Shifting orbit
by This email address is being protected from spam bots, you need Javascript enabled to view it on Tuesday, 14 April 2009
With multiple satellite launches each year and new operators entering the market, the Middle East satellite industry is evolving at an unprecedented rate. John Parnell speaks to the major players.
The huge amount of financial and intellectual capital required to establish a satellite operation has historically limited the field in the Middle East. Arabsat, founded in 1976 by the member states of the Arab League, was the first provider to truly embrace the satellite broadcast market.
Competition from Nilesat, upon its formation in 1996, came at the perfect time to support the explosion of free to air channels (FTA) that went on to transform the Middle East broadcast landscape.
With few of these channels operating with genuine commercial goals in place and fewer still attracting sizeable audiences, many view these as the cause of the current capacity crisis in today's satellite market.
Internationally, broadcasters have looked to combat dwindling advertising revenues with the provision of value-added services, chief among them being high definition (HD).
The lack of capacity for these bandwidth-sapping services has made it difficult for any of the region's big players to offer any meaningful HD services to their viewers.
Recent developments impacting the structure of the satellite industry serving the region appear to have ensured that this situation does not continue for much longer.
This year's inaugural Satellite MENA show, co-located with CABSAT MENA, saw the launch of a new satellite service operator for the Middle East, the second such launch in as many years.
Following on from the 2007 creation of the Abu Dhabi government-backed Yahsat, comes the launch of SmartSat.
The most notable point of difference between SmartSat, as it is keen to stress itself, is the absence of any government-sourced funding.
The new company will be the first privately Arab satellite company with Jordanian satellite communication and voice service provider Smartlink acting as parent company.
The bulk of the funding for the US $500 million company has come from the Al Jawhara Invest Holding Goup (JIH) in Kuwait.

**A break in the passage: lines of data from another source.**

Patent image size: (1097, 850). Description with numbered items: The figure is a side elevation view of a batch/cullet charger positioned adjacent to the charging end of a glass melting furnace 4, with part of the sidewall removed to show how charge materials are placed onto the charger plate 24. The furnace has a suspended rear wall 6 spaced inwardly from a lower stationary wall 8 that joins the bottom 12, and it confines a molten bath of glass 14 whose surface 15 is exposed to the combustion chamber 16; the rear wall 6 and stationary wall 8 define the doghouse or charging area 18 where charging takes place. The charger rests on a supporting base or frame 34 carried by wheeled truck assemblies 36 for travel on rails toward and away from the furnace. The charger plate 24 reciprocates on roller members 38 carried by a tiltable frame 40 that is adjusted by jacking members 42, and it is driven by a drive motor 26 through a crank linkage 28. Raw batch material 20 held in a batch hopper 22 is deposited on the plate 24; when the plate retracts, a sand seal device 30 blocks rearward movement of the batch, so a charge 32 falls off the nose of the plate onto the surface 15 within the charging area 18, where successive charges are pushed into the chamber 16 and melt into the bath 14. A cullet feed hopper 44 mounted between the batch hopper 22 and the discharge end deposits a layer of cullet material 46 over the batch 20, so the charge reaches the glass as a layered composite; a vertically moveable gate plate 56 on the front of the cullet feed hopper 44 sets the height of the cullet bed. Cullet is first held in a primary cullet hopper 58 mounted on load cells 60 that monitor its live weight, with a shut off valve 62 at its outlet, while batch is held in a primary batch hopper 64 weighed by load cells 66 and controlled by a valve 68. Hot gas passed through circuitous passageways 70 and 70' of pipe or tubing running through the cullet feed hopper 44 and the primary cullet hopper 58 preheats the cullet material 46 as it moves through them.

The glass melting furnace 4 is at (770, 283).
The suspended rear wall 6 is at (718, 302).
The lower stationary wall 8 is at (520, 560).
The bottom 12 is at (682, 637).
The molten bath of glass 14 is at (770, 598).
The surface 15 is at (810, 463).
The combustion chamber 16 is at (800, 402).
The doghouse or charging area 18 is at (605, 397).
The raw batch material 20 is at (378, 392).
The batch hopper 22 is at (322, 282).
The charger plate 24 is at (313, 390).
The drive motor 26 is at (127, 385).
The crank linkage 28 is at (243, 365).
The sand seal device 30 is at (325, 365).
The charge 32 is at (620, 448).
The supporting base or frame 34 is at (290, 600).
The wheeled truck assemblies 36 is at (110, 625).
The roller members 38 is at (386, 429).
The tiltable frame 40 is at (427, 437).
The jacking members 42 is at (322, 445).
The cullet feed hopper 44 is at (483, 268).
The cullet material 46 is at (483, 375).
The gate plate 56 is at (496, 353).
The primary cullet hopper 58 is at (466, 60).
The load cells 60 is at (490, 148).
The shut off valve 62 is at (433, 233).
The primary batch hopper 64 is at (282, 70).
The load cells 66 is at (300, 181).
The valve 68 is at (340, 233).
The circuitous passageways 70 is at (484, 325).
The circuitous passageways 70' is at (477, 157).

"Our customers will have the freedom to buy capacity at market designated prices. We will be able to sell it without any pressure from outside entities to choose one customer over another," says Khaled Derbas, chairman and CEO, SmartSat.
"We are open for business with anyone. We have no restrictions or limitations placed on the quality of service and the price that we provide."
The earth station for the company's satellites, the first of which will be launched in 2011, will be housed in Dubai Studio City (DSC). With DSC partly owned by the UAE government, will SmartSat's landlord be able to exert any of the undue influence that the company is trying to avoid?
"No. DSC is a freezone. We do not anticipate any interference," asserts Derbas.
"We will locate our corporate headquarters and the command and control centre there.
"We need to keep the services 100 percent independent, and as much as we can, shield the business from political issues.
"The political climate in this region can make it challenging sometimes. It is our intention to remain as private as possible without restriction so the company can be run along commercial considerations only," claims Derbas.
In the absence of any national investment in the company, SmartSat has been funded by a collection of private investors from across the region.
"There is a significant portion from (JIH) and the rest of our funding has come from the GCC and Arab region. JIH will manage the financial arm of the business and Smartlink to handle operations and technical management," explains Derbas.
The company has set a target of getting its accounts into the black within five years with the health of the industry at present giving Derbas reason to be confident the company can achieve this goal.
"We are absolutely committed to delivering a dividend to our investors at that point," he says.
"The business plan shows that it is a promising and unique sector and is likely to provide some growth. We believe there is substantial profit to be made for all involved. However, the sector is only promising if you operate in a shrewd way. You have to choose the right technology and get the timing of your services just right."
Part of this decision-making process is assessing which beams and consequently, which industries, will be served. SmartSat has chosen to devote its first satellite towards the more profitable military and communications fields.
"The first satellite we will split its capacity 80/20 between the communications and broadcast industries. We will be targeting GSM, ISPs, telcos and also offering military and government applications. These will be our main focus."